After criticism from environmentalists in his first term, Gov. Rick Scott unveiled a series of promises related to improving the environment when he ran for re-election in 2014.
One of these promises was to create a $2 million state park improvement grant to win a fourth gold medal for Florida state parks. More than halfway through his second-term, we decided to check his progress on our Scott-O-Meter.
The gold medal is awarded by the National Recreation and Park Association and the American Academy for Park and Recreation Administration. They present the award to states that demonstrate excellence in long-range planning, resource management and delivering services with fiscally sound business practices. (It also presents similar gold medal awards to city and county park systems.)

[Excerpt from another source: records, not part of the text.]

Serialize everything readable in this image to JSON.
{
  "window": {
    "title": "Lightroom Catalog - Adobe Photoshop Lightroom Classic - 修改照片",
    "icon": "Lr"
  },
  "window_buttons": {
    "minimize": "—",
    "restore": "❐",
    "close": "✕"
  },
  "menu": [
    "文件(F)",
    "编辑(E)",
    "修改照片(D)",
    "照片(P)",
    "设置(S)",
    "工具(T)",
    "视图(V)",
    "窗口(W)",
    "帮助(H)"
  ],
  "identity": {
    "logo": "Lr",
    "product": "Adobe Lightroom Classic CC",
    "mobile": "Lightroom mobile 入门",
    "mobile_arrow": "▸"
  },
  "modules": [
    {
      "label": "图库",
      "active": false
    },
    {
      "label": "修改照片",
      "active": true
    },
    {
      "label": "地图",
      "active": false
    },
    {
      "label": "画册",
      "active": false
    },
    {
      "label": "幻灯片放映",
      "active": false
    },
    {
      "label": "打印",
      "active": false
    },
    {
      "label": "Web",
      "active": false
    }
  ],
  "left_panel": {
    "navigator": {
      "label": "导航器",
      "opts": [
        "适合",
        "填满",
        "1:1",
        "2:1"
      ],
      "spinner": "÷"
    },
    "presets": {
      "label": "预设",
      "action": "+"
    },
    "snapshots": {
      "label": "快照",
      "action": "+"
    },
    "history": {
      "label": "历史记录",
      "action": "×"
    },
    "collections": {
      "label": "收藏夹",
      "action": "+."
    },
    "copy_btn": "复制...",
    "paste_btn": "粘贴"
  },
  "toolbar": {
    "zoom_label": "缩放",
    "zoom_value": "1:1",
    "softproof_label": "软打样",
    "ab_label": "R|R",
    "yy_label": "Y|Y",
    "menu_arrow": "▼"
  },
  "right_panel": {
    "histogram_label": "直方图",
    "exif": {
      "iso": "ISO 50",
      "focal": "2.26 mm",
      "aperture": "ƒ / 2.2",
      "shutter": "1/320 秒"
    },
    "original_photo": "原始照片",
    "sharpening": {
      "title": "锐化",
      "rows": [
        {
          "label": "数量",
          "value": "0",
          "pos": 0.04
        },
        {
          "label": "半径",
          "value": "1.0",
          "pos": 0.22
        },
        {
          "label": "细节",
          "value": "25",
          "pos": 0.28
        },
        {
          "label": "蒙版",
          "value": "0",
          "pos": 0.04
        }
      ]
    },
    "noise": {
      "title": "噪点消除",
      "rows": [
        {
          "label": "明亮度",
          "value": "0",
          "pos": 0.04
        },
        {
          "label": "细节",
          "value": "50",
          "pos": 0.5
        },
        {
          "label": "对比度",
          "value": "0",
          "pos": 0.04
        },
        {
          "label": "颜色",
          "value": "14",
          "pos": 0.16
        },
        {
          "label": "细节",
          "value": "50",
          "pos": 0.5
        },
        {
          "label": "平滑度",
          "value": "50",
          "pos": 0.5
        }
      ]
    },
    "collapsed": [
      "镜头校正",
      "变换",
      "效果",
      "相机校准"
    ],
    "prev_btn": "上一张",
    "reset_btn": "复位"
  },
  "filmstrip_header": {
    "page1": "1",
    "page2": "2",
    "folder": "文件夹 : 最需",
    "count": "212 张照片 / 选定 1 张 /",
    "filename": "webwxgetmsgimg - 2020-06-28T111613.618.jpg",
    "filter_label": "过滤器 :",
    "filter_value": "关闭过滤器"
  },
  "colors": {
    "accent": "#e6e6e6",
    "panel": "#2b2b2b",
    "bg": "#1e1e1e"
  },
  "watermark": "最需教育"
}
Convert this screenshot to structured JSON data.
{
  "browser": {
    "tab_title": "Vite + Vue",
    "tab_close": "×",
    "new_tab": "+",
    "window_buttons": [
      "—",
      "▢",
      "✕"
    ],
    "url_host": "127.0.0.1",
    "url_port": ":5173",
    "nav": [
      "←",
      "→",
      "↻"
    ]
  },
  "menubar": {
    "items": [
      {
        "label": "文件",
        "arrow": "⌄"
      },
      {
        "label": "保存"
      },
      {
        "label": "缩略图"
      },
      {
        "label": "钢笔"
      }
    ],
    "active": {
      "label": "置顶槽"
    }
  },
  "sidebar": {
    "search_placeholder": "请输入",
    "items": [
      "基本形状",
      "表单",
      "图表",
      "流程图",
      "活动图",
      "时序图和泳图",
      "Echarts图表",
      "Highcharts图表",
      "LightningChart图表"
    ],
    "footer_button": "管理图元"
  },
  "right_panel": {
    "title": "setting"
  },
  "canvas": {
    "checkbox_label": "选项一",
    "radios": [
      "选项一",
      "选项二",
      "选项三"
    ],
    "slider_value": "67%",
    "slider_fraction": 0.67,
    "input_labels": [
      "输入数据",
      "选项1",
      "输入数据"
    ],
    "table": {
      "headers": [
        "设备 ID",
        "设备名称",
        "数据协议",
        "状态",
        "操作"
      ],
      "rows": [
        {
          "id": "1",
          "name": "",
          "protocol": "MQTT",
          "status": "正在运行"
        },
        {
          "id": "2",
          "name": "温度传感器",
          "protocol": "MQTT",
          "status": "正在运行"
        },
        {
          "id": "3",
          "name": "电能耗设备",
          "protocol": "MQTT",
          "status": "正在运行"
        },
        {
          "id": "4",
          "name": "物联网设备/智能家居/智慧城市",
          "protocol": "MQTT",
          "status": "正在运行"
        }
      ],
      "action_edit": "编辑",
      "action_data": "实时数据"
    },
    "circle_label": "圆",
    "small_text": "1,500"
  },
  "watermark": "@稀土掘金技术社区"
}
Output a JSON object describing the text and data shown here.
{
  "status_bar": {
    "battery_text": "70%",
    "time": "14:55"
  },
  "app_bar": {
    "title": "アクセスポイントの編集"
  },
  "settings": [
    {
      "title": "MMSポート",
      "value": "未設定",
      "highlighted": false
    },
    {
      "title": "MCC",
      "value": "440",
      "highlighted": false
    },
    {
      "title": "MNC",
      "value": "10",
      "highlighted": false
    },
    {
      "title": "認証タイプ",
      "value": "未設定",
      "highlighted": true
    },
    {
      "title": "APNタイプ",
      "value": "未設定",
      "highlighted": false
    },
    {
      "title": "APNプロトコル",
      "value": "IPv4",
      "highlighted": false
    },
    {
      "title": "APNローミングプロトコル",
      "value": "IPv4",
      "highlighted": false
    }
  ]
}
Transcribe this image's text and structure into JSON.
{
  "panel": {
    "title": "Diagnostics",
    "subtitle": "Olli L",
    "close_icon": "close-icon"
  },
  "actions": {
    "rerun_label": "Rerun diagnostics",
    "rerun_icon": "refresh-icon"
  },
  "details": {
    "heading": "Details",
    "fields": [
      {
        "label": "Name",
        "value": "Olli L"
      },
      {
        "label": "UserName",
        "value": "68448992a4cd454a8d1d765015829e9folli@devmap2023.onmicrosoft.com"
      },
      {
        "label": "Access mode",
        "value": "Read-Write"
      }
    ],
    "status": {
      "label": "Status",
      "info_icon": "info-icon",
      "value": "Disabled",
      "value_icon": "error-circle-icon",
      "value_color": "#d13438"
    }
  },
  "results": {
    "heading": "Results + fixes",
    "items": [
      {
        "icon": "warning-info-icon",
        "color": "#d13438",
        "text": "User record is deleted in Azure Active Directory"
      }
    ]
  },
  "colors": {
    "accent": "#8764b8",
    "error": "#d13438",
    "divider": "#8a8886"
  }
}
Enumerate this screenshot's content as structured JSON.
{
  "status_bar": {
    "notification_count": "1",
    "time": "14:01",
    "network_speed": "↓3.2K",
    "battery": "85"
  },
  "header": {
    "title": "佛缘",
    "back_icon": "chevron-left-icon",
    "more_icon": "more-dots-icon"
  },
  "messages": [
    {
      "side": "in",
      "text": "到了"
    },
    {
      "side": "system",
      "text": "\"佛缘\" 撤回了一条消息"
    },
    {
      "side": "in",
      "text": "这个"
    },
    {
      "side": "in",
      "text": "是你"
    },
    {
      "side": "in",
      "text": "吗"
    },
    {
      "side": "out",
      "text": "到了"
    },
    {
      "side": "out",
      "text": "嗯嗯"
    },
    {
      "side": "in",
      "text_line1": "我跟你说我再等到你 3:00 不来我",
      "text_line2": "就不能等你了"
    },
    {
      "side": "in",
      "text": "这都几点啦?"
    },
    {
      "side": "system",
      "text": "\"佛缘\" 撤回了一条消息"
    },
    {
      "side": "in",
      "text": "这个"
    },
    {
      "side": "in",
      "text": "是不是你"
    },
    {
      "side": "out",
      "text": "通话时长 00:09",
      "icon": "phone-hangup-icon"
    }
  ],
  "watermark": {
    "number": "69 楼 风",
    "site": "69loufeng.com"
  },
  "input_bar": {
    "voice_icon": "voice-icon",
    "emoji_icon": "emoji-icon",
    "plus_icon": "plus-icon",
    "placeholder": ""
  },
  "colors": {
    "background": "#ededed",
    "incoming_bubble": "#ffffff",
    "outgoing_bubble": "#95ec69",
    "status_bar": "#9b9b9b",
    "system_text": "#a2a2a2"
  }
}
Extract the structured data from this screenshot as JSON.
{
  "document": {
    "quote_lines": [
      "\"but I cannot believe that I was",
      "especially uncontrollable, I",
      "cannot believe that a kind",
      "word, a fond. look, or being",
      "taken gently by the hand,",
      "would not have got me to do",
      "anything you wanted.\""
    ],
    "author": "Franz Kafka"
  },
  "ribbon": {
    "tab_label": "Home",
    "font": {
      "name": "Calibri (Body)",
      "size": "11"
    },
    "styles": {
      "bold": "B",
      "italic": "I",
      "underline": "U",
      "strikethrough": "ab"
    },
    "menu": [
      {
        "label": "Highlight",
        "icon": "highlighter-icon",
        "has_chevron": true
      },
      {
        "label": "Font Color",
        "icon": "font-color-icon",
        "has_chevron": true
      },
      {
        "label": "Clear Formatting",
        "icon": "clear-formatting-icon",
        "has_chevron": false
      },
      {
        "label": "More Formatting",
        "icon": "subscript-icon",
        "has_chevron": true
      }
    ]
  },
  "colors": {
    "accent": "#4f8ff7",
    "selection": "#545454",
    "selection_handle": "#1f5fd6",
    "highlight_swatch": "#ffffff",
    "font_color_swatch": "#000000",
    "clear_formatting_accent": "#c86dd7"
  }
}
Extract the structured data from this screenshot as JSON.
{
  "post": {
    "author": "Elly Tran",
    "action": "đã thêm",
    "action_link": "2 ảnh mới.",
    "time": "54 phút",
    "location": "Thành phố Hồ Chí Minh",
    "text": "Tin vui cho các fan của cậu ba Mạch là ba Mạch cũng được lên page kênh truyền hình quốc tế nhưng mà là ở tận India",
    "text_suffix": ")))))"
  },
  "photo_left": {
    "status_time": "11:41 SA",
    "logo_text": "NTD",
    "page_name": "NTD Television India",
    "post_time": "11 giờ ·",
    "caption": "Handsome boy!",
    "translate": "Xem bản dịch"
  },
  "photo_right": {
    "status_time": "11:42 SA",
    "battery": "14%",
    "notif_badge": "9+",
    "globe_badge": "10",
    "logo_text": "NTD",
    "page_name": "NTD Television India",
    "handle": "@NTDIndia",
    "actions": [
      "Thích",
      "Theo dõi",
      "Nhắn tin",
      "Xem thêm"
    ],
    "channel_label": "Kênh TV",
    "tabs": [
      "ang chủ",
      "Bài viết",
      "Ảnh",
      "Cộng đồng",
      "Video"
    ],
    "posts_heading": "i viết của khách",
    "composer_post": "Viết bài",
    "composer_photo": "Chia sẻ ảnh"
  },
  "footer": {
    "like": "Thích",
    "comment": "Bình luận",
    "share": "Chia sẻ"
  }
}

The Florida Park System received the award in 2013, 2005 and 1999, the best record of any state.
Florida will be eligible for another Gold Medal in 2019, said Roxanne Sutton, a spokeswoman for the NRPA. The gold medals are awarded on odd-numbered years and states have to wait five years since they last won to be eligible to win again. Scott faces term limits in 2018, which means Florida can't win a fourth gold medal until he is out of office.
We asked a spokeswoman for Scott what steps he had taken toward his promise.
In 2015-16, Scott recommended $2 million for Partnership in Parks, a program to encourage private contributions and matching state funds to assist with park development projects. But the Legislature did not fund it.
Scott spokeswoman Kerri Wyland said Scott has sought additional dollars for state parks and pointed to investments above base budget operations for items such as facility improvements and removing accessibility barriers. The amount above base operations rose from $13 million in 2012-13 to $24.9 million in 2016-17.
In recent years, the overall budget for state park operations has increased. The parks operations budget was about $127 million in 2015-16 and rose to $132 million in 2016-17. Scott has proposed about $154 million for 2017-18.
During Scott's tenure, his administration pushed for the parks to expand hunting and other activities to increase profits -- proposals that drew criticism from some environmental activists. The parks collect enough revenue to cover 80 percent of their expenses.
In December, the long-time parks chief Donald Forgione was demoted and replaced by Lisa Edgar, a Public Service Commission member who was repeatedly accused of favoring utilities over customers.
Forgione pushed for a plan to let private contractors build campsites in 56 parks where camping had not been previously allowed. But after people turned out at hearings in protest -- including 1,000 in Dunedin -- Scott axed the plan.
Scott has not gotten the Legislature to fund the specific improvement grant that he initially sought but he has overseen a growing parks budget. We won't know if the state gets the fourth medal until after Scott leaves office.
It's true that the parks budgets have grown slightly, but Scott proposed additional funding dedicated to a specific purpose, and that funding hasn't happened. We rate his pledge Promise Broken.